Не все мольбы женщин долетают до всевышнего. А может быть, их так много, что на небе не успевают их регистрировать? Каждые одиннадцать секунд где-то происходит катастрофа. Каждые двенадцать минут кто-то убит.

В двух мировых войнах Америка потеряла немногим более 500 тысяч человек убитыми.

А вот другие цифры: за двадцать лет 1 081 612 американцев были убиты в автомобильных катастрофах и свыше 50 миллионов ранены и изувечены. Не случайно при выезде с военно-воздушного испытательного полигона в штате Калифорния висит плакат: «А теперь, пилот, начинается самое опасное: ты выезжаешь на автостраду».

За один лишь 1964 год автомобиль убил почти 50 тысяч и ранил 2,5 миллиона граждан США. За один лишь год в судах США разбиралось свыше 20 миллионов дел, связанных с автомобилем.

Я прозевал съезд на дорогу №17 и резко затормозил. Усталый пуэрториканец, изо всех сил гнавший за мной свой замызганный «шевроле» выпуска 1948 года, о чем-то спорил со своими домочадцами, неизвестно как разместившимися в машине. Кажется, их было там не менее десяти человек плюс грудной младенец (способ втискивать в обыкновенную машину от десяти до двенадцати человек является секретом негров и пуэрториканцев).

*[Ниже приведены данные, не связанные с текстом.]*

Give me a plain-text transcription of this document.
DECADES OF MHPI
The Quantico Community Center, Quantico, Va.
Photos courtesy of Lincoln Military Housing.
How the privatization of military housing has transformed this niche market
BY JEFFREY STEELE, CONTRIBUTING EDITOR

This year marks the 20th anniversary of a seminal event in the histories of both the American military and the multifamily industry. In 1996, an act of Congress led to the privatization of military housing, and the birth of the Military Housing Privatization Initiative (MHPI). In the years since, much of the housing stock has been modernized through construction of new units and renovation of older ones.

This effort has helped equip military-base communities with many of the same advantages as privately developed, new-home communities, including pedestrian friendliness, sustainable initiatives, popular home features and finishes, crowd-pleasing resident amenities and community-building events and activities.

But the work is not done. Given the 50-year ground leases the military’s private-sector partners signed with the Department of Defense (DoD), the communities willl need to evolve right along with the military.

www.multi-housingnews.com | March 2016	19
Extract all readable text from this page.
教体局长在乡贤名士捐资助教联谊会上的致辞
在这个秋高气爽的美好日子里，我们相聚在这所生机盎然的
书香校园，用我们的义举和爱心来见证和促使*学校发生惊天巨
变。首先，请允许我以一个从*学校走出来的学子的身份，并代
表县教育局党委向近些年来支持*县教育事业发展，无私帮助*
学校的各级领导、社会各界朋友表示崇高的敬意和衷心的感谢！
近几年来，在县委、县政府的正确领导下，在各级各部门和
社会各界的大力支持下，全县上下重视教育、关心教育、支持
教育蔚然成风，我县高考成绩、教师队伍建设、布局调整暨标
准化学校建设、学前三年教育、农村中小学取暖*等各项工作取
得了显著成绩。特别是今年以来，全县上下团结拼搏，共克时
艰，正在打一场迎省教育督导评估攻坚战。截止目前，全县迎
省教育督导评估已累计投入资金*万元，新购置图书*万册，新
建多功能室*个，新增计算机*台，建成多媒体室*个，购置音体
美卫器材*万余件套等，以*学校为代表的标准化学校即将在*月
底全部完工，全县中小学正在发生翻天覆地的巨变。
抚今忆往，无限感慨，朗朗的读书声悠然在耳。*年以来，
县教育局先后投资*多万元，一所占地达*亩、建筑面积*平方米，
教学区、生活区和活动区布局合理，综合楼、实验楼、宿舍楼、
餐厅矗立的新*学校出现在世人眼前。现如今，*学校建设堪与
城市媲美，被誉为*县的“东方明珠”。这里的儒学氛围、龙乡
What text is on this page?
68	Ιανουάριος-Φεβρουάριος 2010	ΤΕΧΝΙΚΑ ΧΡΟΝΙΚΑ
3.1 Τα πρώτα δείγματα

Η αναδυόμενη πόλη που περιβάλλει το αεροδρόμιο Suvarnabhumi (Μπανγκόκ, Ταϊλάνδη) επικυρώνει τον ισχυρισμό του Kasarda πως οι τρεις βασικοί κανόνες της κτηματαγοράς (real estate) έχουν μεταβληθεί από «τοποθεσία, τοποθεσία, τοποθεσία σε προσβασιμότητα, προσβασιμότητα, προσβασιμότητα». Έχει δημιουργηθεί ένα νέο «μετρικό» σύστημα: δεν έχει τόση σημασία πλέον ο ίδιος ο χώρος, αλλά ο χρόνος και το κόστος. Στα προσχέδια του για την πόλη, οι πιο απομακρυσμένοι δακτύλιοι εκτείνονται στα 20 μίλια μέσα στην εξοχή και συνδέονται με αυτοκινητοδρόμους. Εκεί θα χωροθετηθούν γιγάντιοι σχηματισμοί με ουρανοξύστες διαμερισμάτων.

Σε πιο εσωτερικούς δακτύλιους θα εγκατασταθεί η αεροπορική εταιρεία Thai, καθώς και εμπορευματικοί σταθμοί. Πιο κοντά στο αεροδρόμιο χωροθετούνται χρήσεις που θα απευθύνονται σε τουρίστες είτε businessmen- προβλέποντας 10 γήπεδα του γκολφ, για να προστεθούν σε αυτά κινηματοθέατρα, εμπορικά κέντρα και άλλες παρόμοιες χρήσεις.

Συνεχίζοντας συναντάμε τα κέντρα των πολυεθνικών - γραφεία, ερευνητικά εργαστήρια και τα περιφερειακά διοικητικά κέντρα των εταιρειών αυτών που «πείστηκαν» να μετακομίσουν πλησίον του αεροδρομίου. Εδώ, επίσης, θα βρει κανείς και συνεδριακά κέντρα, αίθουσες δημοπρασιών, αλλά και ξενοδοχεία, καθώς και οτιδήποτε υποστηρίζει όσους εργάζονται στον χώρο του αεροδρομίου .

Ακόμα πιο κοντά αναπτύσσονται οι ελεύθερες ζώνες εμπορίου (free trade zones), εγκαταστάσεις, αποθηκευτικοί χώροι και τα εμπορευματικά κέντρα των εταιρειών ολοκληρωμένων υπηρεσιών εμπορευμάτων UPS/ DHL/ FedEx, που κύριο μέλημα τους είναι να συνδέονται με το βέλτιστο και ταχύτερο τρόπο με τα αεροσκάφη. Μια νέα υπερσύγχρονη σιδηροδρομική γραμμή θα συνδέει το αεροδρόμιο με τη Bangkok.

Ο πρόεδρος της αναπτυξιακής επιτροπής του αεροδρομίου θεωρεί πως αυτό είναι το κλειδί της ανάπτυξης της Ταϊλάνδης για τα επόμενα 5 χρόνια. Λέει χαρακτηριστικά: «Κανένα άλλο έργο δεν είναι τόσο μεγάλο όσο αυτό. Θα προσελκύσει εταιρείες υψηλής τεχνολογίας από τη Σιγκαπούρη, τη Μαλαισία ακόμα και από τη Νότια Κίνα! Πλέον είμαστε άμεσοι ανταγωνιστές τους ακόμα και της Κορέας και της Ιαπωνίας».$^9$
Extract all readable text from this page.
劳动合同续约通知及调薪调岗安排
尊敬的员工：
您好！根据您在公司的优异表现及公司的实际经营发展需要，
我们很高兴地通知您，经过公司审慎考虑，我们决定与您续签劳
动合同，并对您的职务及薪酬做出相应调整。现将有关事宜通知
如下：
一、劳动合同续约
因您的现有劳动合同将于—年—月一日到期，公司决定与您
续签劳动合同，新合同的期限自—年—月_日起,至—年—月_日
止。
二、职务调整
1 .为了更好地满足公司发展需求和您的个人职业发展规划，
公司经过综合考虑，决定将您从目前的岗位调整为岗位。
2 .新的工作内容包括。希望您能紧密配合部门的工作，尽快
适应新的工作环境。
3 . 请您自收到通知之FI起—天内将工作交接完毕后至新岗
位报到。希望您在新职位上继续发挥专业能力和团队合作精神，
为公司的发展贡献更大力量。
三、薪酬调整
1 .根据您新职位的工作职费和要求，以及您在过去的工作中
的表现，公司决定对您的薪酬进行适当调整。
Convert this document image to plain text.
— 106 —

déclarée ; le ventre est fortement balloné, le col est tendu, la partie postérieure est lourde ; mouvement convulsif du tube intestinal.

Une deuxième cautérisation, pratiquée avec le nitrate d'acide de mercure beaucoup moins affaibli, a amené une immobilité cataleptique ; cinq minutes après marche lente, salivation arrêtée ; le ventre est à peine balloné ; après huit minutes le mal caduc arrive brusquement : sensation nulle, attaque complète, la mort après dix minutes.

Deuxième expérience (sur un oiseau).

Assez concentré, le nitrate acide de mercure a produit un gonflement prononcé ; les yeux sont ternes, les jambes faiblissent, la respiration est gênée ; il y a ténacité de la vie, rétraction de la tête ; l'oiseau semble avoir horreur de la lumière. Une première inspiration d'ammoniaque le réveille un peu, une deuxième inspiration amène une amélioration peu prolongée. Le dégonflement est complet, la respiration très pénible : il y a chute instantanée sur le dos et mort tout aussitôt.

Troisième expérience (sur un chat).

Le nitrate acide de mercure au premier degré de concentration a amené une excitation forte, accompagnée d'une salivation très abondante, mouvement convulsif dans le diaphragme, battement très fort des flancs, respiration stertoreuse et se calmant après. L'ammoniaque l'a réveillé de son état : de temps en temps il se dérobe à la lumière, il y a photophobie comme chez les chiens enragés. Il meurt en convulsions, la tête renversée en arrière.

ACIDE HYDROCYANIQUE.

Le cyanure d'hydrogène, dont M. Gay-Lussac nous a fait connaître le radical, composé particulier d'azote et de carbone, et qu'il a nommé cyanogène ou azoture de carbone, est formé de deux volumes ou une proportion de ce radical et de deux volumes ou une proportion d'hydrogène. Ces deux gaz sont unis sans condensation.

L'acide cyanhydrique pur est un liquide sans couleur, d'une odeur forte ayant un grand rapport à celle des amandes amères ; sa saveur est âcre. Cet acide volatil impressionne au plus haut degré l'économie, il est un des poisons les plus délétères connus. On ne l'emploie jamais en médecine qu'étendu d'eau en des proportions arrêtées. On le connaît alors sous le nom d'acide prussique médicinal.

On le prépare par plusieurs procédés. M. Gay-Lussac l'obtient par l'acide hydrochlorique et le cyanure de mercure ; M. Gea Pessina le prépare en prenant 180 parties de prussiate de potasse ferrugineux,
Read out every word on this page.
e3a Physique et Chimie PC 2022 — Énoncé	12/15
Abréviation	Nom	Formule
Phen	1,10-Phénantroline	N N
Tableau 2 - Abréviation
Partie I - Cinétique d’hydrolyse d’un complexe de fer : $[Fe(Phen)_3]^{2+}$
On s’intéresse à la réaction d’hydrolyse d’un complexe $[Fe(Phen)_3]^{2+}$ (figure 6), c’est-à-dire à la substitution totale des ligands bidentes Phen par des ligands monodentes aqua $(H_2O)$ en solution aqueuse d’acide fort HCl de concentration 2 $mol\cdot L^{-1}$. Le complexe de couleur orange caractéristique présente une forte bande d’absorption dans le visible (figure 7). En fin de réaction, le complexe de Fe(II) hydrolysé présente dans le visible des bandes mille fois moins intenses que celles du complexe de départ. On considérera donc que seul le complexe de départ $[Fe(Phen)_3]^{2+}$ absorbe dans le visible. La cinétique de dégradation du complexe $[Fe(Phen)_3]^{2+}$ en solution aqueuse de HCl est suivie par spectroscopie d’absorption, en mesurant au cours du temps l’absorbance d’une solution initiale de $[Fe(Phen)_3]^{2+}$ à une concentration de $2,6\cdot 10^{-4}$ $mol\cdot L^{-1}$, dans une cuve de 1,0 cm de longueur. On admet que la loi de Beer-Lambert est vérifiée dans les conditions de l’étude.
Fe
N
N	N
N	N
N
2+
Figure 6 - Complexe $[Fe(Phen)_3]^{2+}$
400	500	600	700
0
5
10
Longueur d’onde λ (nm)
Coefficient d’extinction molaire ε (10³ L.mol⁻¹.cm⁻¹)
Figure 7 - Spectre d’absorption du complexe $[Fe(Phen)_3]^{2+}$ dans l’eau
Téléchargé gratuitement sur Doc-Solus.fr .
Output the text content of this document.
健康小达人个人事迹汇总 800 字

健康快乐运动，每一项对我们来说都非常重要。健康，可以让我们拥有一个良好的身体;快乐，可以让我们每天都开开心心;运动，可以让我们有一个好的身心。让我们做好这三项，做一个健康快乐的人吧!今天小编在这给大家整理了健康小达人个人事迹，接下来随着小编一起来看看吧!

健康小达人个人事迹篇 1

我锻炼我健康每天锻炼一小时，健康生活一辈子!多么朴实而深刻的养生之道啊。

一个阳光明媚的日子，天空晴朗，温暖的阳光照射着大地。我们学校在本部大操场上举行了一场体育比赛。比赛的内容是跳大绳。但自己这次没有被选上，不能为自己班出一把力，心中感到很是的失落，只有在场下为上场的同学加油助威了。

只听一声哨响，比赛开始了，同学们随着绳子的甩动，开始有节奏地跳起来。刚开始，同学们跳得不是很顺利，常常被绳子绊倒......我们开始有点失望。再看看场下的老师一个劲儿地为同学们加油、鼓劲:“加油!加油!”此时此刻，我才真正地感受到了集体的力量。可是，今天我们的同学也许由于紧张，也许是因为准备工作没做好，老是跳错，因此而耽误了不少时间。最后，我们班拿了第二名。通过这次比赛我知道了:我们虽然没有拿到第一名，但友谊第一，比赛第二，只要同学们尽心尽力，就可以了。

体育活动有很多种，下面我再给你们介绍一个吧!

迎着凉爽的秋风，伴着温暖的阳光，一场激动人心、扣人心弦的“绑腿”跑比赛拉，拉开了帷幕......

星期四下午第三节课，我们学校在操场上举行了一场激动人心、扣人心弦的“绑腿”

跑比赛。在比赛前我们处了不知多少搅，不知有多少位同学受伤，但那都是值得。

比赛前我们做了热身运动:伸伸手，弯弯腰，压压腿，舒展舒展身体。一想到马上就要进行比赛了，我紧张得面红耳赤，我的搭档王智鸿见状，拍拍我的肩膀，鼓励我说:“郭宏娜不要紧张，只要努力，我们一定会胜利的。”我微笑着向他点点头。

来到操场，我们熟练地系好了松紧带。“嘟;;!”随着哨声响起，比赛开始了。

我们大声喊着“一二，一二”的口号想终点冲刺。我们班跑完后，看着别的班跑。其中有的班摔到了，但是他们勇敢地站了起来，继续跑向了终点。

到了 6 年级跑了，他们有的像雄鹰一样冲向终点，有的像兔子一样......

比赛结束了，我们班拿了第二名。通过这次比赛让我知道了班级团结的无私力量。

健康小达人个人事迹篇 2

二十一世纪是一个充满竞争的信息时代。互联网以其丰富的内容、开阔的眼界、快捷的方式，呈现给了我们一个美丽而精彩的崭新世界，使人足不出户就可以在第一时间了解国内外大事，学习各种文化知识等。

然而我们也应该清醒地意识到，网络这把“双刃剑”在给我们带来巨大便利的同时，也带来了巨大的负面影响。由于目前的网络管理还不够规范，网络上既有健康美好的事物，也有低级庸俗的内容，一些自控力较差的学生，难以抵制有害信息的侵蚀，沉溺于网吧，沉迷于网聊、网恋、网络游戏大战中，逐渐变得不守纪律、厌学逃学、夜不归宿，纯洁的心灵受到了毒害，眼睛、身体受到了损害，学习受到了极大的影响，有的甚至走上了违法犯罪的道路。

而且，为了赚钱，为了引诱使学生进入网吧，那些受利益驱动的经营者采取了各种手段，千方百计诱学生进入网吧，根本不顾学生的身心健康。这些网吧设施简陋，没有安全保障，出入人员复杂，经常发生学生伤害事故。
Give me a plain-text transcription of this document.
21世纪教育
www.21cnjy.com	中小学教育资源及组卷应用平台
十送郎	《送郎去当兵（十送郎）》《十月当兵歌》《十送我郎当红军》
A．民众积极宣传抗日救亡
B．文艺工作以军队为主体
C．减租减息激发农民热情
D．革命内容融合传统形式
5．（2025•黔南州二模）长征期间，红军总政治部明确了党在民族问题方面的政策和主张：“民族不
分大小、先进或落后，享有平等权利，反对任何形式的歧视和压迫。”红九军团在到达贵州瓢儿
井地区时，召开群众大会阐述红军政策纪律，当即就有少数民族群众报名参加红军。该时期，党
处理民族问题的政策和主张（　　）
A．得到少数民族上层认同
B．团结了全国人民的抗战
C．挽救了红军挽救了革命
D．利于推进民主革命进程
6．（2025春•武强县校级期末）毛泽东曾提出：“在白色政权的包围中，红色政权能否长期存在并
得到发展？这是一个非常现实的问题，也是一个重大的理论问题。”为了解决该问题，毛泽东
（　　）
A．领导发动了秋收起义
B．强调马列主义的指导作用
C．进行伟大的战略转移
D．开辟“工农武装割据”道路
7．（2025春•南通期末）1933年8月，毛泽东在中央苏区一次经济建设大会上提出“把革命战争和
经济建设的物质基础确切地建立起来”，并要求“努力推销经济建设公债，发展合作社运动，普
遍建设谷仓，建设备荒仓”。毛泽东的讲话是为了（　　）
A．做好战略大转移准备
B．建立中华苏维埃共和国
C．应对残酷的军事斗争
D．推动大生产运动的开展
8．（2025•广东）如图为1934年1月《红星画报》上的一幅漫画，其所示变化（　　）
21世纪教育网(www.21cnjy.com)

Впрочем, секрета здесь никакого нет. Если у вас семья из шести человек, да у брата жены шесть душ, а машина у вас с ним одна — что остается делать, как не сажать их всех на колени друг другу? Все хотят ехать в автомобиле. И дедушка Поль, и тетушка Марджи, и пятилетний племянник Джон. Все хотят вырваться из Гарлема на автостраду, все хотят ощутить скорость, глотнуть вольного ветра, испытать чувство причастности к роду человеческому.

В зеркальце я видел открытый рот пуэрториканца и глаза, скошенные на притихших соседей справа. Он, наверное, так бы и въехал со своим открытым ртом в царство небесное, если бы Юля-старшая, провожая нас, не вложила в «Please, drive carefully, darling!» всю свою любовь к нам.

Я успел свернуть на обочину, он тоже в самый последний момент уклонился, и его переполненная автоколымага, как воющий снаряд, пролетела в сантиметре от нас.